Name: Kim Perri
Children: Casey, 18; Michelle, 18; Joshua, 15
Occupation: Stay-at-home mom
Go-to dinner: Ma Perri's spaghetti sauce and pasta
Biggest pet peeve: "When I hear people give the public schools a bad rep," Perri said. "People don't really understand how good our schools are and how blessed we are, especially here in Bluffton."
Hobbies: Going to the beach and reading -- preferably at the same time
Volunteer work: Perri is the ministry leader of God's Goods Thrift Store. She volunteers 40 to 50 hours a week at the Bluffton store.

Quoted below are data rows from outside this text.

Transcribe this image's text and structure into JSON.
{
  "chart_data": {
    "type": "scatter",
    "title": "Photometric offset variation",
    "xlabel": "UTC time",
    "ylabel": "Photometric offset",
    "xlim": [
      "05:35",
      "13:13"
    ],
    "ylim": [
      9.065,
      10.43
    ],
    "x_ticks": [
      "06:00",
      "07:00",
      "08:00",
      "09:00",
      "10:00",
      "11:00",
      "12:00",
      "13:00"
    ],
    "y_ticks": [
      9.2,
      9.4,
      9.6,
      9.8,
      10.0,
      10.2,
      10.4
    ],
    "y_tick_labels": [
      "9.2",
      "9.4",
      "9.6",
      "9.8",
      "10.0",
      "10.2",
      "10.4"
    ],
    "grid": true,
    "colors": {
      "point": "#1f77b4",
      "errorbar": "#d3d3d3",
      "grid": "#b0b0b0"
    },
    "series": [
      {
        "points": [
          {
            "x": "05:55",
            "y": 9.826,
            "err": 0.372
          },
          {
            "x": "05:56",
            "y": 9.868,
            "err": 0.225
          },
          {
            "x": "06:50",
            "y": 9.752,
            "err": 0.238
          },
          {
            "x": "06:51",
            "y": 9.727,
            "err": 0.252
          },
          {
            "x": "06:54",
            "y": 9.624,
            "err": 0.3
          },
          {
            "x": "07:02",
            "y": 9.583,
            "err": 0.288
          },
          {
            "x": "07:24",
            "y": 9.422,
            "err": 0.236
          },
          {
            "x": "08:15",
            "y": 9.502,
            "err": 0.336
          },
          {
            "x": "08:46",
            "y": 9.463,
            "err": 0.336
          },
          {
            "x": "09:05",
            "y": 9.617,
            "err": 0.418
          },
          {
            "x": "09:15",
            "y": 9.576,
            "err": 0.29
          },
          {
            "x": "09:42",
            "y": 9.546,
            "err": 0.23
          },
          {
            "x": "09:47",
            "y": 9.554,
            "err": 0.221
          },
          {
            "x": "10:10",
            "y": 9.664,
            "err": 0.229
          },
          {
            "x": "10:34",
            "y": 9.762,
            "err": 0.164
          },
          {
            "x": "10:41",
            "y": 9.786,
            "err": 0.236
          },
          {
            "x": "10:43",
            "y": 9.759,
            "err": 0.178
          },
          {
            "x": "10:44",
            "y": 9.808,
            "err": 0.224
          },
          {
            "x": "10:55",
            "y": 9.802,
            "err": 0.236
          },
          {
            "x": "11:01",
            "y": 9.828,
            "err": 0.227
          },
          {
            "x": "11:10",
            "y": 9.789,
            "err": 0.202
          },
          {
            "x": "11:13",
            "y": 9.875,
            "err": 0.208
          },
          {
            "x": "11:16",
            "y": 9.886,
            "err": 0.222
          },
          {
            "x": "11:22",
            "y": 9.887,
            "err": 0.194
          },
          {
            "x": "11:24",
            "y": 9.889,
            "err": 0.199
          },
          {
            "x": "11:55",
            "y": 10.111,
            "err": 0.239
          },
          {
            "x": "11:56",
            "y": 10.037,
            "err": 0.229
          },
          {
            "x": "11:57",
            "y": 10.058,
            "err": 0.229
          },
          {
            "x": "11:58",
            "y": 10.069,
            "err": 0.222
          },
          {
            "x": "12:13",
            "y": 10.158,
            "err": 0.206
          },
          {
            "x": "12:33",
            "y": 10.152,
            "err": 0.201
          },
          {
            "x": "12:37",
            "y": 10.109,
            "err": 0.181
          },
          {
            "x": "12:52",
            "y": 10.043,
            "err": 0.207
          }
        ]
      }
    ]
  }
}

Favorite mommy moment: "Our family went on a mission trip to Belize," she said. "It kind of changed our life. That's why God's Goods got started -- because we all realized how blessed we are. We were coming home from that trip, and one of my children, and I can't even tell you who it was; it was one of the girls. They were texting their friends about school starting back because we went in August. And they were talking about the latest cell phone that they were going to bring back to school with them. ... And one of the girls said, 'Mom, how can we even think about the latest cell phone when we have one and we were just in a place where the children didn't even have shoes?' (choking back tears) It was like, 'Wow, they really got it.'"

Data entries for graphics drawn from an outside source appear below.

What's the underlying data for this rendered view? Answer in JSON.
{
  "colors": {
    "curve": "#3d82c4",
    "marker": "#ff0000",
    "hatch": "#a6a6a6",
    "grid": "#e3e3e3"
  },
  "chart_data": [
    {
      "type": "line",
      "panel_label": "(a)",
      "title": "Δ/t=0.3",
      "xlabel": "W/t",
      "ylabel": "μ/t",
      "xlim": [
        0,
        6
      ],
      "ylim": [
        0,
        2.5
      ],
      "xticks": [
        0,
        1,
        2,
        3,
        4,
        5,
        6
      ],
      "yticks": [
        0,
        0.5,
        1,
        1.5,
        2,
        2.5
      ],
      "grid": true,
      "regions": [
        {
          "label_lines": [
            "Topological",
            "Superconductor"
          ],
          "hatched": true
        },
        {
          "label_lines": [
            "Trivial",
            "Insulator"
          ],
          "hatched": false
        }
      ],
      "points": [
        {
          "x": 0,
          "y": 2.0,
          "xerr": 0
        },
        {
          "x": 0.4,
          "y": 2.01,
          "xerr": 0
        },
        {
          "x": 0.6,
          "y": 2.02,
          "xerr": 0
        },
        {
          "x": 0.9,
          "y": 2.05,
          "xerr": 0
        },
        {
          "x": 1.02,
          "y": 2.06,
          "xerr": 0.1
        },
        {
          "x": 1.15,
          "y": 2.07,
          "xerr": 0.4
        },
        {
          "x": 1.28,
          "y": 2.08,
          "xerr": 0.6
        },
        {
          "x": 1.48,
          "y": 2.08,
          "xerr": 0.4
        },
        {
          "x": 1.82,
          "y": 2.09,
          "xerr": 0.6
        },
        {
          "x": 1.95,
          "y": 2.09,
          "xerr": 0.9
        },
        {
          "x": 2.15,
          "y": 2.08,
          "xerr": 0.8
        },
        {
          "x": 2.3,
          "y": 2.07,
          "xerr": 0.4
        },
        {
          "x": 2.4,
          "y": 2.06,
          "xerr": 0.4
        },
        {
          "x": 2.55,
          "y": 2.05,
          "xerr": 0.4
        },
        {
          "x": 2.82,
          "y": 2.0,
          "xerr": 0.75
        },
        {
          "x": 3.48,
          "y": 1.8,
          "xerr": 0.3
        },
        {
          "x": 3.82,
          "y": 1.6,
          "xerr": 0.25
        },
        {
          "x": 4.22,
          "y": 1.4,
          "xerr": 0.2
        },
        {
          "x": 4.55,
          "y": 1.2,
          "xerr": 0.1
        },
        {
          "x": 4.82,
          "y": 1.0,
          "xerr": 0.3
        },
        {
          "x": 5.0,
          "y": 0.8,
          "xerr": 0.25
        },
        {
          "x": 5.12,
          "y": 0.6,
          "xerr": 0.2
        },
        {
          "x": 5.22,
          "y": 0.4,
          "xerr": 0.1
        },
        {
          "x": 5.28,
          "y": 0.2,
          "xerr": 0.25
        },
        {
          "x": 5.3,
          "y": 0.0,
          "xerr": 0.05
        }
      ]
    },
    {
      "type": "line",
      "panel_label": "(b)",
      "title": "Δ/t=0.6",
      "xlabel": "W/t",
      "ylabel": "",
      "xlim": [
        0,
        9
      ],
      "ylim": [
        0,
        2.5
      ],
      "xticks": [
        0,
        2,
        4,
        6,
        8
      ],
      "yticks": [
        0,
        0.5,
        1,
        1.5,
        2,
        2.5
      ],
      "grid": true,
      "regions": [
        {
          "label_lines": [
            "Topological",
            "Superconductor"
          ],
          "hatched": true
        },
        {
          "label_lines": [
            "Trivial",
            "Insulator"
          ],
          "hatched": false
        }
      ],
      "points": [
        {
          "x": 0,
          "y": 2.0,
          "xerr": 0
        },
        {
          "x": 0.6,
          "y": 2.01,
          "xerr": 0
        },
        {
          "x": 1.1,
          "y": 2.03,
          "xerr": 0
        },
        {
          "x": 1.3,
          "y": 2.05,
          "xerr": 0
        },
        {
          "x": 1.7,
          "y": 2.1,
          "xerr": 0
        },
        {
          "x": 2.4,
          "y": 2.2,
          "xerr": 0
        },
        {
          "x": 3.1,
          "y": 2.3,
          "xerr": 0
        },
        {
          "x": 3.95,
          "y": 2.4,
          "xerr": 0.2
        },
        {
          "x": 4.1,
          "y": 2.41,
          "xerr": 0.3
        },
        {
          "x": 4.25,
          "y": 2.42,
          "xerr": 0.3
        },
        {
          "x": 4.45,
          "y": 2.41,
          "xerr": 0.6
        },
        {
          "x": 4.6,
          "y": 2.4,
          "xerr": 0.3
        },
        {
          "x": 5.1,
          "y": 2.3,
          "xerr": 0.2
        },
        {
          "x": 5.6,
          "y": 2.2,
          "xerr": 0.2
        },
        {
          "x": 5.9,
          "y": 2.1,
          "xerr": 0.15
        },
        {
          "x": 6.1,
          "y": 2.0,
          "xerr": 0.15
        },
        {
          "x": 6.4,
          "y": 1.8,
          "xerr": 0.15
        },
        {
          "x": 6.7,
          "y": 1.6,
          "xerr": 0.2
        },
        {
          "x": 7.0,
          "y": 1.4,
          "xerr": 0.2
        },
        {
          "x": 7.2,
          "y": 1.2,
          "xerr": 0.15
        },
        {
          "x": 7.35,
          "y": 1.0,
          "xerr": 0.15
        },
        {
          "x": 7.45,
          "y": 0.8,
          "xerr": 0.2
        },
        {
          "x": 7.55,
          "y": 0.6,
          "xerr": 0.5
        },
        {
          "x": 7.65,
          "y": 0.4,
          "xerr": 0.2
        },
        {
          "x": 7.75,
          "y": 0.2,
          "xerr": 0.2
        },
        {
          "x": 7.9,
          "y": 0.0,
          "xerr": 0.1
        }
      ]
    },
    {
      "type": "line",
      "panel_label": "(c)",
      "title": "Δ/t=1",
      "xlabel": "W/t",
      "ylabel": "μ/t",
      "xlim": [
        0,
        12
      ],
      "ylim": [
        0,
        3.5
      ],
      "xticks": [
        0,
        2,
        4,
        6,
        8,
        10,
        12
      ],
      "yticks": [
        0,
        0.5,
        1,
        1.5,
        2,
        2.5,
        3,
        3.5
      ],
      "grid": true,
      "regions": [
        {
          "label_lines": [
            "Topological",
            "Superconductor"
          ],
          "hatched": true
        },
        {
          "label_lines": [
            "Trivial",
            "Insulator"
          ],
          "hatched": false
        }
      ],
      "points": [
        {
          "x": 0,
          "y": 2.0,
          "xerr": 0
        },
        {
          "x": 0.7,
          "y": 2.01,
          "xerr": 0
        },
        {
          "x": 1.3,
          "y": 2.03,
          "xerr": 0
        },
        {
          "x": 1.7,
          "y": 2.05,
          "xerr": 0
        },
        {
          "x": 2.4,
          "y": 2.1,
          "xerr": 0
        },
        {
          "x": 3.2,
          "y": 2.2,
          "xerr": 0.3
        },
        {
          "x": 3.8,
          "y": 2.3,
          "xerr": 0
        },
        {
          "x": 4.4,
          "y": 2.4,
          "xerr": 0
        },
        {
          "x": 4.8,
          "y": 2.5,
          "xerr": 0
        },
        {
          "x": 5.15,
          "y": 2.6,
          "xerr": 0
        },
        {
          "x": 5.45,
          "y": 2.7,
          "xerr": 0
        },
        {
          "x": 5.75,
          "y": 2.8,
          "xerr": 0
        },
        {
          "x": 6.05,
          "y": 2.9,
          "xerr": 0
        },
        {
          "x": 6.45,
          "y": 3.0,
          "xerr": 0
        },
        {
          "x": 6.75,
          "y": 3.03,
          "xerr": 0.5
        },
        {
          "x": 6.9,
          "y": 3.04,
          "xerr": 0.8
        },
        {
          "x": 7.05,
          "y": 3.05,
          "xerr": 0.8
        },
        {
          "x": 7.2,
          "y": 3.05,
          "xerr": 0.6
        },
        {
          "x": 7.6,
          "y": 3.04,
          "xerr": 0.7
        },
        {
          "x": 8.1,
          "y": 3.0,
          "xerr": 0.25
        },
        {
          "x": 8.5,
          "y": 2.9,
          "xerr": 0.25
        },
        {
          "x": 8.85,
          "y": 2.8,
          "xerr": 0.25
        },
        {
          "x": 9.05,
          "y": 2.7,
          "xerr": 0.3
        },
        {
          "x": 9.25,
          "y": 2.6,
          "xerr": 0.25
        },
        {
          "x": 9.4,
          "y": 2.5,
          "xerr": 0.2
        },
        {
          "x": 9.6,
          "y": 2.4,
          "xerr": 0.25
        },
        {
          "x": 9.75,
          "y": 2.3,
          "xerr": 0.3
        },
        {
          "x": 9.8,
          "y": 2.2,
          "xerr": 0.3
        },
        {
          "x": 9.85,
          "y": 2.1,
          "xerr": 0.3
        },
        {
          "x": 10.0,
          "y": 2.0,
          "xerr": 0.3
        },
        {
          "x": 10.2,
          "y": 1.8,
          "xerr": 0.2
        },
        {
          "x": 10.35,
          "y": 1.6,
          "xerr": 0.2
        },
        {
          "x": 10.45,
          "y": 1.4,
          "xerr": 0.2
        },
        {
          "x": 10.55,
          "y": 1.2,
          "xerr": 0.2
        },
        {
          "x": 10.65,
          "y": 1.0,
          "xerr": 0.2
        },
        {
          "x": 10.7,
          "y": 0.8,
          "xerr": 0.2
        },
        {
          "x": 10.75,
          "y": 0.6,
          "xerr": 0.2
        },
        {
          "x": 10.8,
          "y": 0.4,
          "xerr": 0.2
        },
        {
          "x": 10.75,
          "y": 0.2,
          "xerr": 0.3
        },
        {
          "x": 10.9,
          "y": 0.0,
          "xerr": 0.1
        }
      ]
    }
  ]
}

Most challenging moment: Perri's good friend, Elizabeth, died of cervical cancer. Perri said she was like a second mother to her children. "Walking through three years with her (battling cancer), and my children saw that too," Perri said. "She died a year ago February. It was a challenge and a blessing. ... She never let anything get her down. Walking through all the chemo and the surgeries, she was always so positive. And that spread to everybody who surrounded her."

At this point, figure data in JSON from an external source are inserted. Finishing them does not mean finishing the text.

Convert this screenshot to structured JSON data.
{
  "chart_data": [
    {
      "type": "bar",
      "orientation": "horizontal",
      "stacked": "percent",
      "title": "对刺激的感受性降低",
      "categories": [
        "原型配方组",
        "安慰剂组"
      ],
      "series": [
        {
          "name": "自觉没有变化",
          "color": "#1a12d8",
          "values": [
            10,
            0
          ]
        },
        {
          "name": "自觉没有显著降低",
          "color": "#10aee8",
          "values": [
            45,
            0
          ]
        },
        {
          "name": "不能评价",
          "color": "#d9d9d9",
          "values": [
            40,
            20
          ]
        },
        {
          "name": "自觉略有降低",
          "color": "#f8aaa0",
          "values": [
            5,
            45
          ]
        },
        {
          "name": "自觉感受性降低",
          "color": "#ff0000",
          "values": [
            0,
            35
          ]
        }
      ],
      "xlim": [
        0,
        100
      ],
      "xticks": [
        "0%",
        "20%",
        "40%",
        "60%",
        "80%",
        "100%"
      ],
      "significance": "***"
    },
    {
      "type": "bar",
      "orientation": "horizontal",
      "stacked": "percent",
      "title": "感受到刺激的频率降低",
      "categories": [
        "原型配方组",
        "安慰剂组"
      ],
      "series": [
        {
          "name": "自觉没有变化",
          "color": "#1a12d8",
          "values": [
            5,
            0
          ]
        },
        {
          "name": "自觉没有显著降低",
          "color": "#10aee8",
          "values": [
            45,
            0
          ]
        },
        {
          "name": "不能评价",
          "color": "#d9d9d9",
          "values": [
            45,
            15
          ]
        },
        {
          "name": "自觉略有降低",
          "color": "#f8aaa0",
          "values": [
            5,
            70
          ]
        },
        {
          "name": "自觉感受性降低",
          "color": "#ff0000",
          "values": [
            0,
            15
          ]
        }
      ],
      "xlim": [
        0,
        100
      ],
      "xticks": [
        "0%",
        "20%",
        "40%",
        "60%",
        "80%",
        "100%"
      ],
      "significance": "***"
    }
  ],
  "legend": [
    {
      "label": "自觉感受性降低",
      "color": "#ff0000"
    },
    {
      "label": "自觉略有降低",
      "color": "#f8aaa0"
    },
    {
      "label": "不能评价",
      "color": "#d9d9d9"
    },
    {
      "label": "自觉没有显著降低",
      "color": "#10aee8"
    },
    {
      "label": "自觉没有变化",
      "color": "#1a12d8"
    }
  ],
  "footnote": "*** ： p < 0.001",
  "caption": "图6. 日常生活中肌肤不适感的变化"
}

Stress reliever: Devotion time with God every morning, traveling with her husband and spending time with her girlfriends
Advice for other moms: "Recognize the season you're in, and embrace it," she said. "Enjoy them while they're little, and have fun with that. ... When they were in middle school and they were so like middle schoolers can be -- just difficult sometimes, then you say, 'Oh, I can't wait until they get out of this stage.' But why not embrace that season of life instead of wishing for something different? You're there. You might as well enjoy it."